Os ribeirinhos são grandes sobreviventes – ou viventes. Não fosse essa capacidade de abrir caminhos entre tantas barreiras que desabam sobre as suas vidas, a maioria delas produzida pelo Estado e por grandes obras e projetos, não estariam ali. São, eles mesmos, resultados de uma longa cadeia de acontecimentos, a maioria descendentes de nordestinos pobres trazidos para a Amazônia para cortar seringa no final do século 19 ou como “soldados da borracha”, na Segunda Guerra Mundial, e depois abandonados na floresta sempre que o preço do produto caiu.
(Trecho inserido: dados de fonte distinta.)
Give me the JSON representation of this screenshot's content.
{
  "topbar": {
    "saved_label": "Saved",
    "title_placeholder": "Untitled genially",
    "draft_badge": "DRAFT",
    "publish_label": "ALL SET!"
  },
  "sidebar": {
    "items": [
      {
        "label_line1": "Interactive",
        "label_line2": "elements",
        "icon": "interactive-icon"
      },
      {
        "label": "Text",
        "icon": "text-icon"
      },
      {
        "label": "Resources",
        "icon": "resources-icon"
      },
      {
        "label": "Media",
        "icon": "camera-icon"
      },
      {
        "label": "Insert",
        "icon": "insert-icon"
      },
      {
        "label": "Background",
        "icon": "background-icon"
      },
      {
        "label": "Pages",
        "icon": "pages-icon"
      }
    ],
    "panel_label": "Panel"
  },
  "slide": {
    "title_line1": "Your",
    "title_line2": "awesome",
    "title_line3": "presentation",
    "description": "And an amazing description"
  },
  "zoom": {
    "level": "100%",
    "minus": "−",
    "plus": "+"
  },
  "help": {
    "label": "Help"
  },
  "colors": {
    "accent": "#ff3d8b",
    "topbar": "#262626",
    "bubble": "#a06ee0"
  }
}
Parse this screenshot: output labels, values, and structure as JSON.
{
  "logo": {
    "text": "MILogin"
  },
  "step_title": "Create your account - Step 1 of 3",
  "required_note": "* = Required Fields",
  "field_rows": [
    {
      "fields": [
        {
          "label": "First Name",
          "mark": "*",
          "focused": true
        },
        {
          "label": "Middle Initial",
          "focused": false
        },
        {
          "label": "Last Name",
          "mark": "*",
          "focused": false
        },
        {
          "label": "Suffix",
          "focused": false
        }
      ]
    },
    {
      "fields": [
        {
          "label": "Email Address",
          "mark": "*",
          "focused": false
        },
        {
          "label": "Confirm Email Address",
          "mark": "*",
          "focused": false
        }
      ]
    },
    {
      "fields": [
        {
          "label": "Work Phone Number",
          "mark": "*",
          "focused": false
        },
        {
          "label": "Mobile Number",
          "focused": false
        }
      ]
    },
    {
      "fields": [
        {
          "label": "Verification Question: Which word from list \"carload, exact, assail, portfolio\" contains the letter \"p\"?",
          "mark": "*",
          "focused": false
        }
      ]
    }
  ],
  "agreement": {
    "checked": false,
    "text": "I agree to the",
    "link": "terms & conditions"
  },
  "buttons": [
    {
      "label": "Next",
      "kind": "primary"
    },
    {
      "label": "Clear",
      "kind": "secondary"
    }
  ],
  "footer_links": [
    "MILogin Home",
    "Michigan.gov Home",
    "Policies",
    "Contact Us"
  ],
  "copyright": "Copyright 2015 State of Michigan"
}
Tuíca carrega essa sina no corpo. Acredita que perdeu seus olhos por forçá-los cortando seringa desde criança, no bruxoleio da lamparina. No passado, ele também foi um grande caçador de tartarugas. E esse orgulho ainda aparece como uma dessas contradições de homem que vive entremundos. Além de adivinhar os bichos, Tuíca é também um criador habilidoso de traquitanas de caça, com muito pouco ele faz muito de tudo. E aquilo em que ele é bom, mais do que bom, passou a ser crime. O que ele é de melhor, já não pode ser.

O impasse de Tuíca é o mesmo de muitos ribeirinhos que vivem com suas famílias na região do Tabuleiro. É o de não ter mais peixe e o de ter fome que não é só de comida, mas também de outras necessidades que vão aparecendo num mundo tão perto da cidade, nos filhos que vão para a escola se iluminar das letras para não ser analfabeto da escrita como o pai. E tendo essa fome toda ver a tartaruga passando.

Assim, no tempo do nascimento dos filhotes, a bióloga Cristiane Costa Carneiro leva famílias de ribeirinhos de diferentes comunidades para que ajudem a salvar os retardatários, para que as tartaruguinhas não morram na enchida da maré. É também uma estratégia para que crianças e adultos tenham um encontro que não seja apenas entre fome e comida. Mas é complicatório, como me explicou um menino. Para as crianças ribeirinhas, é claro como noite de lua cheia o sentido de proteger os filhotes, porque um dia eles vão crescer e virar comida. E faz todo sentido proteger comida, num cotidiano em que ela não brota na prateleira de supermercado, mas precisa ser pescada, cultivada, extraída ou caçada. Num cotidiano em que a alimentação é um processo que envolve o corpo desde o princípio.

Pergunto a dois pequenos: “Por que vocês estão ajudando a tartaruguinha a sair do ninho?”. Maxwell da Conceição, de 9 anos, diz: “Para ela ficar grandona”. Max Abreu, de 7, completa: “Pra depois nós comer um pouquinho”.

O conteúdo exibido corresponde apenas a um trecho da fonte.